A Cumana, sur la côte est de l’île, peu de temps après le premier bombardement américain, début septembre, la mer a rejeté sur le rivage un corps brûlé auquel il manquait un pied et une main. « On avait déjà récupéré des corps de noyés, mais jamais un corps dans un tel état, c’est effrayant », raconte Miguel Pavi, un pêcheur d’une quarantaine d’années. Plus éloignée du continent, Cumana est un peu à l’écart des routes habituelles du narcotrafic. Mais l’alerte y est aussi montée d’un cran. « Tous les pêcheurs sont inquiets, affirme-t-il, on se demande si on va être pris pour cible quand on part pêcher. Mais on n’a pas le choix : on doit sortir en mer, on a des prêts à rembourser, une famille à faire vivre. »
A Carenage, un petit village dans le golfe de Paria fait face à la côte vénézuélienne. A la centrale de pêche, beaucoup soutiennent Donald Trump et ses frappes. « Soyons sérieux !, s’emporte Christopher Calder, un sexagénaire à la retraite. Un bateau avec quatre, cinq ou même six moteurs qui fonce plein gaz, ce n’est pas un bateau de pêche ! Les Américains savent ce qu’ils font. » C’est également l’avis de la première ministre, Kamla Persad-Bissessar, qui a déclaré début septembre, après la première frappe américaine dans les Caraïbes : « Je n’ai pas de sympathie pour les trafiquants, les Etats-Unis devraient tous les tuer violemment. »
Signal politique
A Genève, le haut-commissaire des Nations unies aux droits de l’homme, Volker Türk, a déclaré, vendredi 31 octobre, que les frappes aériennes américaines dans les Caraïbes et le Pacifique « viol[ai]ent le droit international des droits de l’homme » et a demandé l’ouverture d’une enquête.
Le rapport de l’Office des Nations unies contre la drogue et le crime (ONUDC) constate que la route au large du Venezuela alimente surtout les flux vers l’Europe, tandis que vers les Etats-Unis l’acheminement passe davantage par le Pacifique et la voie terrestre d’Amérique centrale. D’où la question qui revient chez nombre d’experts et de pêcheurs : pourquoi concentrer autant de puissance de feu dans la mer des Caraïbes ?
A Port of Spain, la capitale de Trinité-et-Tobago, l’expert régional en sécurité et ancien officier de la défense trinitéenne, Garvin Heerah, considère qu’il faut distinguer lutte antidrogue et stratégie géopolitique. « Quand on voit des navires comme l’USS Gerald-Ford entrer dans la zone territoriale, des avions, des sous-marins, la redirection de satellites, on se pose la question : s’agit-il vraiment de lutte contre le trafic de drogue ou y a-t-il un enjeu plus large ? », interroge-t-il.
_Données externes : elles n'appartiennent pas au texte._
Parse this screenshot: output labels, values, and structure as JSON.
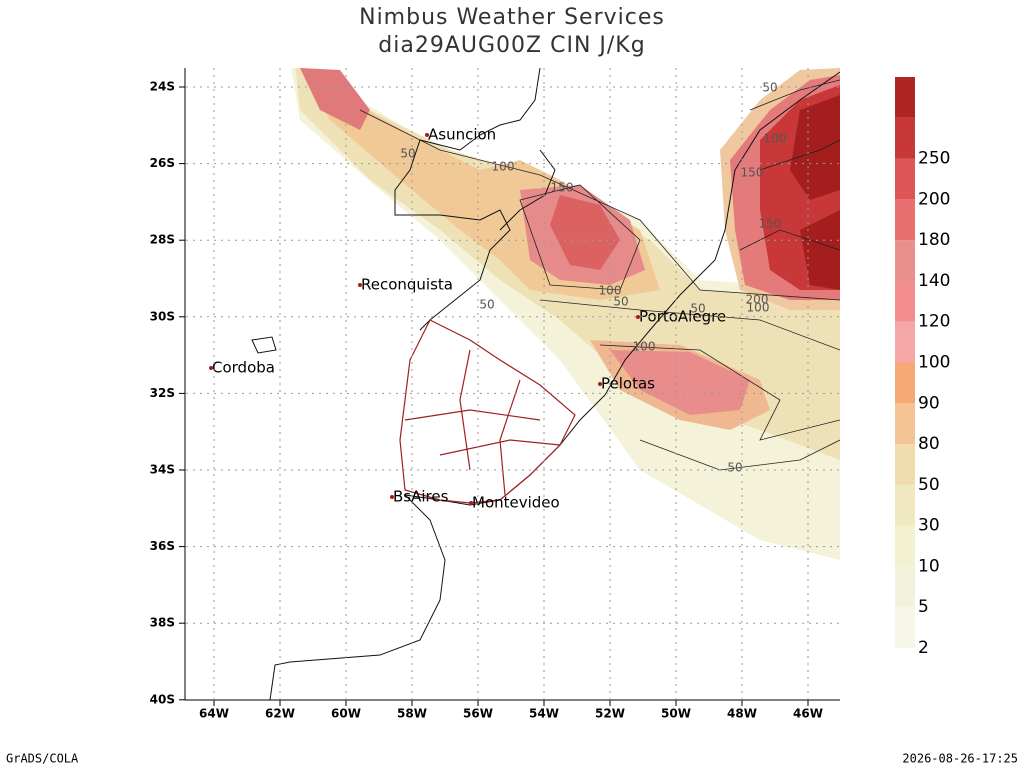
{
  "header": {
    "title": "Nimbus Weather Services",
    "subtitle": "dia29AUG00Z CIN J/Kg"
  },
  "lat_labels": [
    "24S",
    "26S",
    "28S",
    "30S",
    "32S",
    "34S",
    "36S",
    "38S",
    "40S"
  ],
  "lon_labels": [
    "64W",
    "62W",
    "60W",
    "58W",
    "56W",
    "54W",
    "52W",
    "50W",
    "48W",
    "46W"
  ],
  "cities": [
    "Asuncion",
    "Reconquista",
    "Cordoba",
    "PortoAlegre",
    "Pelotas",
    "BsAires",
    "Montevideo"
  ],
  "contour_labels": [
    "50",
    "100",
    "150",
    "100",
    "50",
    "50",
    "50",
    "100",
    "200",
    "100",
    "50",
    "50",
    "100",
    "150",
    "150"
  ],
  "colorbar": {
    "labels": [
      "2",
      "5",
      "10",
      "30",
      "50",
      "80",
      "90",
      "100",
      "120",
      "140",
      "180",
      "200",
      "250"
    ],
    "colors": [
      "#f6f7e6",
      "#f2f3dc",
      "#f2f1d0",
      "#efe8c0",
      "#f0dcac",
      "#f4c494",
      "#f7a874",
      "#f6a8a8",
      "#f28e8e",
      "#e9908c",
      "#e87070",
      "#dc5656",
      "#c83838",
      "#b02424"
    ]
  },
  "footer": {
    "left": "GrADS/COLA",
    "right": "2026-08-26-17:25"
  }
}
Si les frappes se concentrent dans la région, c’est peut-être pour envoyer un signal politique à Caracas.
Assis près des coques de bateau remontées sur la plage de Carenage, Kevin Jack, un ouvrier, pêcheur occasionnel venu retrouver des amis, partage ces inquiétudes. « Je ne suis pas effrayé par les bombardements des bateaux, ce qui me fait peur, c’est que les Etats-Unis bombardent le Venezuela, dit-il. Trinité-et-Tobago est trop petit, il va devoir choisir son camp. » Dans le sud de l’île, sur la péninsule d’Icacos, les gardes-côtes ont demandé aux pêcheurs de ne pas dépasser la limite de 2 milles nautiques des côtes, compliquant encore un peu plus le quotidien des pêcheurs.